Devido ao segredo de justiça do processo, julgamento no fórum de Ponte Serrada ocorre a portas fechadas.

Júri de pai que matou filha acontece nesta sexta-feira sem presença de público
Foto: Reprodução Oeste Mais

O pai da menina Hosana Esmeralda Silva Pegoraro, de apenas 1 ano e 9 meses, será julgado a partir da manhã desta sexta-feira, dia 10, em uma sessão restrita no Fórum da comanda de Ponte Serrada, no Oeste de Santa Catarina.

O júri popular está previsto para começar às 8h30, sem previsão de término, e não pode ser acompanhado pelo público e nem a imprensa devido ao segredo de justiça do processo.

O réu responde pelos crimes de ocultação de cadáver, sequestro e feminicídio.

O crime brutal, que comoveu toda a região, aconteceu no dia 25 de maio de 2025, após Valmir Rodrigo Pegoraro, de 41 anos, fugir com a filha do interior de Abelardo Luz, entrar em uma área de mata e tirar a vida da pequena já no interior de Vargeão, também no Oeste.

“Eu tinha recém-amamentado ela. Eu dei de mamar era uma e quinze da tarde, ele pediu para pegar ela no colo [...]. Quando ele correu para o mato, a gente correu atrás, mas não adiantou”, recordou a mãe Ester Alzira Rodrigues da Silva em entrevista nesta semana ao Oeste Mais.

Segundo ela, o casal havia ido visitar familiares quando iniciou uma discussão logo no início da tarde. “Ele pediu: ‘deixa eu pegar a neném um pouquinho’. E como ela era grudada com o pai, pensei: vou deixar ele pegar ela um pouquinho, assim pelo menos ela não vai sentir tanto a falta [do pai]. Quando ele pegou a neném no colo, saiu com ela e embocou para o mato”.
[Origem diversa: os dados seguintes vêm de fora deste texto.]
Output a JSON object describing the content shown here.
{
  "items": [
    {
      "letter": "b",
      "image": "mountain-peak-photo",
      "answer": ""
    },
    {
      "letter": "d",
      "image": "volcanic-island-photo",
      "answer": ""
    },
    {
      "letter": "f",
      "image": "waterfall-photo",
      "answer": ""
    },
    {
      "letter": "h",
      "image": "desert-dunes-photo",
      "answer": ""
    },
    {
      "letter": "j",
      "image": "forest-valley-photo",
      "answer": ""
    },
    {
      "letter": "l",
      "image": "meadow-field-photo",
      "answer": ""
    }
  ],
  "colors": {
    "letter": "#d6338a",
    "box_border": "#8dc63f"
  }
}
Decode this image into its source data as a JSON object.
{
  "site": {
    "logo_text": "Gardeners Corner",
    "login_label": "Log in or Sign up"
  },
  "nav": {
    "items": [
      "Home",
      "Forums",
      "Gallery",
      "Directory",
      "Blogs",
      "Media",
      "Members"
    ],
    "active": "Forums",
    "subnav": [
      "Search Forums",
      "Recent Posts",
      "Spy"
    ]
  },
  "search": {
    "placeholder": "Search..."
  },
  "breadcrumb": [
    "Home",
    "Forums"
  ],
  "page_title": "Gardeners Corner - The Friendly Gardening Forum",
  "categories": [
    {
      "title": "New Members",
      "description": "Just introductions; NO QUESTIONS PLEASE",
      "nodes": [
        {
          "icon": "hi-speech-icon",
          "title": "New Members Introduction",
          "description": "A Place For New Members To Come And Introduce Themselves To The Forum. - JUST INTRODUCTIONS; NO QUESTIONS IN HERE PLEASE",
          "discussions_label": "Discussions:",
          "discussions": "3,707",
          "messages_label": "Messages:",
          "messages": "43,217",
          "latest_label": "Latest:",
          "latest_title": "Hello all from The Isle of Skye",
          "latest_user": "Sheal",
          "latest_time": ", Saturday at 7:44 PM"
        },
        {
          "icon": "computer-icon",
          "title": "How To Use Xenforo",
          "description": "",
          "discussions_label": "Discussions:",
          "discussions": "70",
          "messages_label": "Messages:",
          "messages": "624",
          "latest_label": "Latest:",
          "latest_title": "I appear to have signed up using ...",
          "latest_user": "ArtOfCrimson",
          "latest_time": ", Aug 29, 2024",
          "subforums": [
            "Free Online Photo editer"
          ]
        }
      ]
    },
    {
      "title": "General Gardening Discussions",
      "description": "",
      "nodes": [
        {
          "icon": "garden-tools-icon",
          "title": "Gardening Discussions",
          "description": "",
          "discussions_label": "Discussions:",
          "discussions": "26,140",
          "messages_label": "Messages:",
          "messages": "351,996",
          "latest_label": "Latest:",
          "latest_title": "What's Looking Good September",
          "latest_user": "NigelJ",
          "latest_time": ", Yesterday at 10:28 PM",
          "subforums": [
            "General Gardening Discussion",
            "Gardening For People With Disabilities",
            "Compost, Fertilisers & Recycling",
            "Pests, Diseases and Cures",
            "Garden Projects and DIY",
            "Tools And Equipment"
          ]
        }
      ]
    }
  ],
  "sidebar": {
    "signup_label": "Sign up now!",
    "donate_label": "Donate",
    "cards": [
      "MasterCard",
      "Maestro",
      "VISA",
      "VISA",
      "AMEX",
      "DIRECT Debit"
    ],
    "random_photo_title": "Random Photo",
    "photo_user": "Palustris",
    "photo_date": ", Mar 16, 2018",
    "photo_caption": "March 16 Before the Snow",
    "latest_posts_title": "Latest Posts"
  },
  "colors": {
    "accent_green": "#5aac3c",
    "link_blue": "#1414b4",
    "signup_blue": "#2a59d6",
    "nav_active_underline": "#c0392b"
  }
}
O corpo da menina só foi localizado no dia seguinte, em uma área de mata na linha Copinha, no interior de Vargeão, perto da divisa com Faxinal dos Guedes. Valmir confessou o crime ainda durante uma ligação telefônica, na qual afirmou ter enforcado a filha e tentado tirar a própria vida em seguida.

Também em entrevista ao Oeste Mais, a irmã de Valmir, Vanderleia Pegoraro, e a filha Marielly Pegoraro o descreveram como um “bom pai e afirmaram que o relacionamento dele com a mãe da criança era conturbado, marcado por separações e discussões.

Apesar da gravidade do caso, ambas descreveram Valmir como um pai próximo e dedicado. “Foi um choque muito grande para a nossa família, porque era algo que a gente jamais esperava”, disse a filha, que já foi visitar o pai várias vezes na prisão.

"A gente espera que a justiça seja feita de forma correta. Eu espero que seja de forma justa, que ele pague pelo que ele fez [...]. Acreditamos também muito na justiça divina e que ele vai pagar pelo que ele fez, só que ele é um ser humano e a gente não pode abandonar ele. A gente vai continuar visitando ele, cuidando dele”, acrescentou a filha.